Jonathan Rugman is a senior correspondent for Britain’s left of center, Channel 4 News.  He knows Turkey well, having first reported from there in the 1990s, where I first got to know him.  He is not an ‘Arabist’ and does not seem to have been able to visit Saudi Arabia while researching this book.  This has not stopped him, however, from producing about as good a book on the Khashoggi killing as possible for a non-insider as the key insiders are keeping quiet.

Rugman’s book deals with two intertwined issues:  state killing; and the relationship between Saudi Arabia and the rest of the world.

What’s striking about the Khashoggi killing, as with other state-sponsored murders in recent years, is as much the incompetence as the ruthlessness of the act.  It looks as though the Saudis couldn’t believe their luck when Khashoggi walked into their consulate on the 28th of September 2018.  No wonder he got a friendly reception.  The Saudis seem to have sent a hastily assembled team over to Istanbul for Khashoggi’s projected return on October 2nd.  They seem not to have factored in the numerous ways that Turkish Intelligence would be able to discover what they were up to, starting with the most basic Turkish technical coverage of their consulate.  The afternoon that Khashoggi was killed, the Saudi team sent out a bizarre Khashoggi double to stroll around the sites of Istanbul, presumably to fool CCTV watchers into thinking that Khashoggi really had left the consulate.  As the story unraveled, the Saudis changed their story on what had happened and who was responsible. One has to wonder whether this buffoonery was in part deliberate or whether it was a sign of a hastily and imperfectly organized operation.
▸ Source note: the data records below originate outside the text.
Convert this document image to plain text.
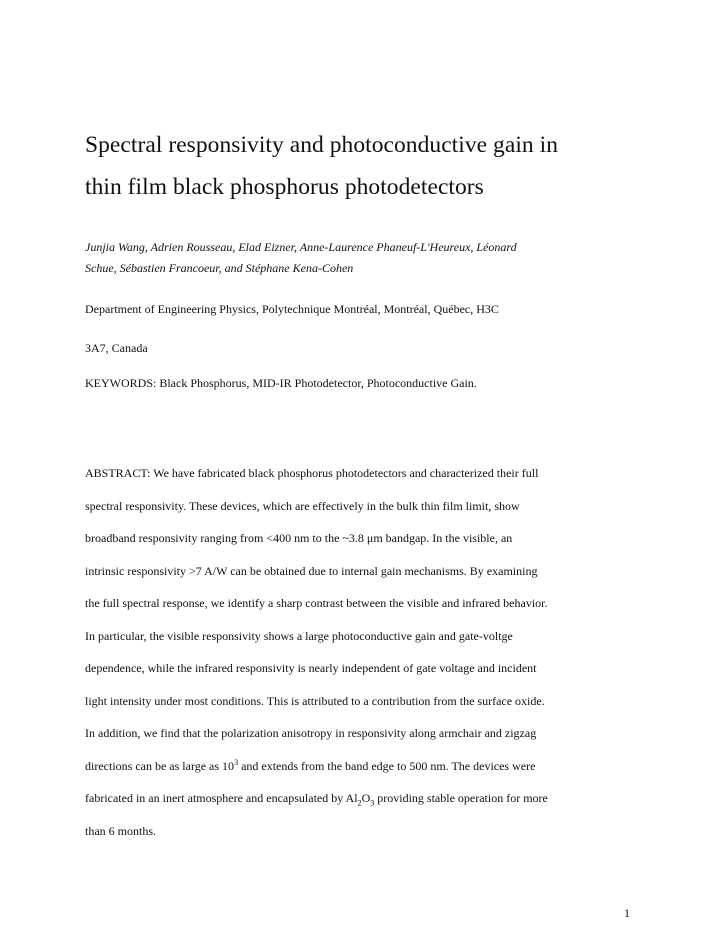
Spectral responsivity and photoconductive gain in
thin film black phosphorus photodetectors
Junjia Wang, Adrien Rousseau, Elad Eizner, Anne-Laurence Phaneuf-L'Heureux, Léonard
Schue, Sébastien Francoeur, and Stéphane Kena-Cohen
Department of Engineering Physics, Polytechnique Montréal, Montréal, Québec, H3C
3A7, Canada
KEYWORDS: Black Phosphorus, MID-IR Photodetector, Photoconductive Gain.
ABSTRACT: We have fabricated black phosphorus photodetectors and characterized their full
spectral responsivity. These devices, which are effectively in the bulk thin film limit, show
broadband responsivity ranging from <400 nm to the ~3.8 μm bandgap. In the visible, an
intrinsic responsivity >7 A/W can be obtained due to internal gain mechanisms. By examining
the full spectral response, we identify a sharp contrast between the visible and infrared behavior.
In particular, the visible responsivity shows a large photoconductive gain and gate-voltge
dependence, while the infrared responsivity is nearly independent of gate voltage and incident
light intensity under most conditions. This is attributed to a contribution from the surface oxide.
In addition, we find that the polarization anisotropy in responsivity along armchair and zigzag
directions can be as large as $10^3$ and extends from the band edge to 500 nm. The devices were
fabricated in an inert atmosphere and encapsulated by $Al_2O_3$ providing stable operation for more
than 6 months.
1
Reactions were predictable.  For one world leader – already in the international doghouse after his own bungled assassination attempt - the killing seemed good news, so it was no surprise to see Russian President Vladimir Putin high fiving the Saudi crown prince at the G20 meeting that December.  It was no surprise either to hear expressions of pious horror from the Iranian government.

It was the west that had a problem.  As Mr. Rugman frequently reminds us throughout the book, Saudi Arabia is a massive oil producer, a big market for western arms and an important ally against Islamist terrorism.  Despite Saudi Arabia’s messy intervention in Yemen, it is Iran and not Saudi Arabia, that is the great destabilizer in the Middle East in the eyes of the West.  Mr. Rugman has few problems making President Trump’s reaction to the killing look distinctly shifty but at heart, the President was being strategically consistent: Iran is our enemy, we need the Saudis and the Khashoggi killing isn’t going to change that.  Mr. Trump’s inflated valuing of the Saudi relationship ($450B) was doubtless to keep his domestic base in line over an issue that allies like Senator Lindsay Graham, could have made difficult for him.

What of Khashoggi?  Like many other martyrs, he was not a straight-forward character.  He had been sort of a regime insider. He liked a drink but seems to have been increasingly sympathetic to the Muslim Brotherhood. He was intelligent and his last articles for the Washington Post were hard-hitting. His private life bewilders.  He meets Ms. Cengiz in May, marries an Egyptian air hostess in June, and then goes off and proposes to Ms. Cengiz without mentioning anything to the Egyptian - but each to his own.

A year on, with tensions rising even higher in the gulf, it’s hard to see how a Saudi-West rupture over Khashoggi would look anything other than disastrous.  But if justice has not been done, let’s hope a few lessons have been learned in Riyadh.

The Killing in the Consulate: Investigating the Life and Death of Jamal Khashoggi earns a prestigious four out of four trench coats.